When life gives you lemons.............Make lemonade SORBET.
Often used as a palate cleanser between courses, this light sweet citrus sorbet is also great for snackin'.

Tips & Tricks

* Add the lemon zest to the water and sugar right away to get the full flavor potential of the zest

* If you don't like bits and pieces in your sorbet (I know I don't) still add your zest into the water and sugar, but strain it out before you mix in the lemon juice.

*If you do like all those bits and pieces in your sorbet don't strain the lemon juice, just make sure to get out all the seeds.

*You don't need to bring the sugar and water to a boil like normal simple syrup. When it turns clear it is ready.

*If you are squeezing lemons by hand, use a fork! Stick it right in the middle of the cut end for some leverage.

* When life gives you lemons, and you make sorbet, but are still wanting lemonade, dissolve a spoon full or two in a cup of water and enjoy!

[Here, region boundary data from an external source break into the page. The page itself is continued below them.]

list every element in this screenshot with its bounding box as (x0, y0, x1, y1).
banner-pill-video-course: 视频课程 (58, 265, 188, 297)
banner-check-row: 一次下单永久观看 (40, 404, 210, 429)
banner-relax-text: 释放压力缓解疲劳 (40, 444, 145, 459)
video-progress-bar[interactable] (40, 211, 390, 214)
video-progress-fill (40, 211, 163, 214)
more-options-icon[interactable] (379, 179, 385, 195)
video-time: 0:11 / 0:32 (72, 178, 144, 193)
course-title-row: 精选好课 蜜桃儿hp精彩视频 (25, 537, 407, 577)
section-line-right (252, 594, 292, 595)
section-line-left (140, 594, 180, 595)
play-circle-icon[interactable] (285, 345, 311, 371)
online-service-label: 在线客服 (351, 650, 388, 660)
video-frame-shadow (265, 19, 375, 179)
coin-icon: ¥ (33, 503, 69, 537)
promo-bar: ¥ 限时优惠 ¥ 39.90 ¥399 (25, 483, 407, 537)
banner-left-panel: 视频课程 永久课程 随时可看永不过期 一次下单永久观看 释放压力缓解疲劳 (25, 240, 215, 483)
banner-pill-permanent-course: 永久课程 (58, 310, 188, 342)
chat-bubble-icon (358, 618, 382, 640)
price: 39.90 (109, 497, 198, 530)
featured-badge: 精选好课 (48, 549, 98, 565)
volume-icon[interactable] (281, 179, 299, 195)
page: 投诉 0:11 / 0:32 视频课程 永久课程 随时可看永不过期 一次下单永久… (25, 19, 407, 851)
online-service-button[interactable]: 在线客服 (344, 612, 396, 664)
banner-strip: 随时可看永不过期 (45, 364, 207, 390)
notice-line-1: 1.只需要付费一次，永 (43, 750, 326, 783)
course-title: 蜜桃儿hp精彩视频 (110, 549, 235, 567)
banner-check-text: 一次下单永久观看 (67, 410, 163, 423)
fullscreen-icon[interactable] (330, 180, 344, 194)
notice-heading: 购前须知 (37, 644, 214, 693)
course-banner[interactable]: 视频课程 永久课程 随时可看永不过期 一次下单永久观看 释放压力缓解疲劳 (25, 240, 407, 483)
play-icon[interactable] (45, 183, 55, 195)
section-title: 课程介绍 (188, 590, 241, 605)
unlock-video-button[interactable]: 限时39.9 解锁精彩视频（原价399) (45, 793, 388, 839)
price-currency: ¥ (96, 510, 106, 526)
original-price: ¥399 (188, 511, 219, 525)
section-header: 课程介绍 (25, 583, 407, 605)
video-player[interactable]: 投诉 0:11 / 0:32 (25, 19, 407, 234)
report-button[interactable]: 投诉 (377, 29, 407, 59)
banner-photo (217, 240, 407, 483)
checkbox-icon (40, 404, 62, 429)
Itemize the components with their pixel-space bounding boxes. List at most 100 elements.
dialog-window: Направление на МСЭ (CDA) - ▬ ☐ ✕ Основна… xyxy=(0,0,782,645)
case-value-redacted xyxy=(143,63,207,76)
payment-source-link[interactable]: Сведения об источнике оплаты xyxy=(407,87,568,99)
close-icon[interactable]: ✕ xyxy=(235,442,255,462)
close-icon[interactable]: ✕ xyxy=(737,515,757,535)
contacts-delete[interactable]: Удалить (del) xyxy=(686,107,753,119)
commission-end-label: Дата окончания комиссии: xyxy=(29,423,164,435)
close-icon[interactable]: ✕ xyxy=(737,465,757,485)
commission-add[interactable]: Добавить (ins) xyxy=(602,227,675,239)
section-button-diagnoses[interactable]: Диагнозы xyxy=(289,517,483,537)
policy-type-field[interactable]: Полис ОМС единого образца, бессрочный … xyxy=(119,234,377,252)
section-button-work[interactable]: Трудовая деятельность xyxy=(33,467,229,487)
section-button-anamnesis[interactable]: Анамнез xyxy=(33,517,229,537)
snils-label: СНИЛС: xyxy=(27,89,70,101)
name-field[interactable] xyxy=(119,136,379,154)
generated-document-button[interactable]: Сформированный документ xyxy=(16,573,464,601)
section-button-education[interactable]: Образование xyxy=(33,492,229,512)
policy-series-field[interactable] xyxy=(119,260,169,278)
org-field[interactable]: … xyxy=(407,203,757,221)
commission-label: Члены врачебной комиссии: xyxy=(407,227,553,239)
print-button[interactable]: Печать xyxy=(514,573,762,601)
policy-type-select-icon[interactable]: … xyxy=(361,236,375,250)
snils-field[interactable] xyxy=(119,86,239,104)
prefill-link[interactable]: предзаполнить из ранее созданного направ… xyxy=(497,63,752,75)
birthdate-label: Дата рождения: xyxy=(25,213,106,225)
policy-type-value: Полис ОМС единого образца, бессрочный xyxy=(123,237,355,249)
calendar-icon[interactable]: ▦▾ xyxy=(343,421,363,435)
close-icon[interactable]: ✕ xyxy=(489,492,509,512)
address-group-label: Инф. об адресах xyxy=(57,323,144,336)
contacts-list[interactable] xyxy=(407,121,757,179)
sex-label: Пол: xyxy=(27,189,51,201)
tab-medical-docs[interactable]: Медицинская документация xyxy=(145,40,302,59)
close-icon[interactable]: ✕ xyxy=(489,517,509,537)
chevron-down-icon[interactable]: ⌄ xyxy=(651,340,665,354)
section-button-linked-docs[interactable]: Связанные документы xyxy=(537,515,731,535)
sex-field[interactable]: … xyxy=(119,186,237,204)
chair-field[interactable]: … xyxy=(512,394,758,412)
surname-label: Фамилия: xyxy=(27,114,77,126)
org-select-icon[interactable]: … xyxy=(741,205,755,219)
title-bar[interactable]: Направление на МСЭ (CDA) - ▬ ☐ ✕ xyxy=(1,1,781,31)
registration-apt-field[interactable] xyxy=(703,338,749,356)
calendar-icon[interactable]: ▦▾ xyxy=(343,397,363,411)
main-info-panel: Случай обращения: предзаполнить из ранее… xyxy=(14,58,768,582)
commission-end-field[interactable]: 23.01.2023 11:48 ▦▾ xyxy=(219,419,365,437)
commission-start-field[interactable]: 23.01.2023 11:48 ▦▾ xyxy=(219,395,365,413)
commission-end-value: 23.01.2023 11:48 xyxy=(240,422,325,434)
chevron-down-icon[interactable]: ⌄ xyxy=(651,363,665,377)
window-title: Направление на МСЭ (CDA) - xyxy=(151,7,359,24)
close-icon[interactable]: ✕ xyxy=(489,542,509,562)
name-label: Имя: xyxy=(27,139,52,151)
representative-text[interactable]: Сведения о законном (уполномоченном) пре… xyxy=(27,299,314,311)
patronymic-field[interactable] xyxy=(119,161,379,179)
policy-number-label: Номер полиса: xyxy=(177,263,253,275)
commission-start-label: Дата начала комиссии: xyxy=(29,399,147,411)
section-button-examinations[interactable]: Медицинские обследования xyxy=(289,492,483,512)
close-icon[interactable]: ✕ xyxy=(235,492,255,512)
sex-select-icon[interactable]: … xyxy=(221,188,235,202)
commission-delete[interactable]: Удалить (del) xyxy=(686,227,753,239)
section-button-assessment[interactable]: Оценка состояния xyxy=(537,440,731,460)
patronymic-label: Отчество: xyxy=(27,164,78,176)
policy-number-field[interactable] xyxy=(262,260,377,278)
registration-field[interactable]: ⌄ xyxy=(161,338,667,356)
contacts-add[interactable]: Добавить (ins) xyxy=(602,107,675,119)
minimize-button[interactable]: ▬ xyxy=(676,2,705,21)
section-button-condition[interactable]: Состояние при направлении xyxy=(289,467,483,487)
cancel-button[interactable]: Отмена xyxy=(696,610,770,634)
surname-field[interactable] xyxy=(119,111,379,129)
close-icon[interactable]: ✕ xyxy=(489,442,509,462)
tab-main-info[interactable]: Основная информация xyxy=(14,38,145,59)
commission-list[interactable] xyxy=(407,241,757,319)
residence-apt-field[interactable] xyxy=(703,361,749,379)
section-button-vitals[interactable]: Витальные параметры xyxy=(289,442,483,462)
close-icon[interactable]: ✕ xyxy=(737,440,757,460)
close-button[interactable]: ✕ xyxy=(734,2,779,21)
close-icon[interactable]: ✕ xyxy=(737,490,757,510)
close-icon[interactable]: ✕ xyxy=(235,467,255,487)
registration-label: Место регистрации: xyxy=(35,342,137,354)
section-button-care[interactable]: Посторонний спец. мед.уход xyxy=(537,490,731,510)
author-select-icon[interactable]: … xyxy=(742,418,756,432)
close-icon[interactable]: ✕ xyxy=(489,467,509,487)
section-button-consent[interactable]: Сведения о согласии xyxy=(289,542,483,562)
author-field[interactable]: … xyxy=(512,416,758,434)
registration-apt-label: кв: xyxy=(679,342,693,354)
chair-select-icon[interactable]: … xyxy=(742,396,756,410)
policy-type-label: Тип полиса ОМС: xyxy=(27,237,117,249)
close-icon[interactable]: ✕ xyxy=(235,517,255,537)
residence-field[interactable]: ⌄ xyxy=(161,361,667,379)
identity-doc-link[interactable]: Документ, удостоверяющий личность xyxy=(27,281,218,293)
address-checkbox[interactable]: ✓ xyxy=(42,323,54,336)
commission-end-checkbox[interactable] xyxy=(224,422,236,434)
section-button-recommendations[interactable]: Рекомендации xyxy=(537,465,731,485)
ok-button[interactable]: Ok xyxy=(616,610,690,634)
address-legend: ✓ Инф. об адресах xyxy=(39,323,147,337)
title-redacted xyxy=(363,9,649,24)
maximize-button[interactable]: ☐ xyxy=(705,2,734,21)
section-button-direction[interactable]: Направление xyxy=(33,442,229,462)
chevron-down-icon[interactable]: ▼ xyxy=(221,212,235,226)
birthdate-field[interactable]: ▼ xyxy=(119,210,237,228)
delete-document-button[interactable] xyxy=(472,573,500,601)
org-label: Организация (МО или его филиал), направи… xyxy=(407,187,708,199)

*Don't throw away those juiced lemon ends just yet! Clean them out more, take a little slice off the bottom so they stand up right, and freeze them for a cute little 'lemon cup'. Make sure there is no holes for when it starts to melt. *You can also use a whole lemon if you take the top off, hallow it out, and freeze them, then you can use the top as a little lid. Who wouldn't like that super cute presentation!

Meyer Lemon Sorbet

recipe from

1 cup sugar
1 cup water
1 cup freshly squeezed juice from meyer lemons (about 3-4 lemons)
2 teaspoons fine lemon zest

1 In a small saucepan on medium high heat, make a simple syrup by heating sugar and water until the sugar has completely dissolved. Remove from heat and let cool. Mix in the lemon juice and zest. Chill, either in the refrigerator, or by placing in a metal bowl over an ice bath.

2 Once the mixture has thoroughly chilled, freeze in your ice cream maker according to the manufacturer's instructions. If you don't have an ice cream maker, you can pour the mixture into a shallow pan and freeze in your freezer until semi-solid. Then take a fork and fluff it up, returning it the the freezer to freeze firm. Then put in a food-processor or blender to process until smooth.

Place sorbet in an airtight container and freeze until ready to serve.

3 Scoop out preferably with a melon-baller. Garnish with mint. Makes 2 1/2 cups.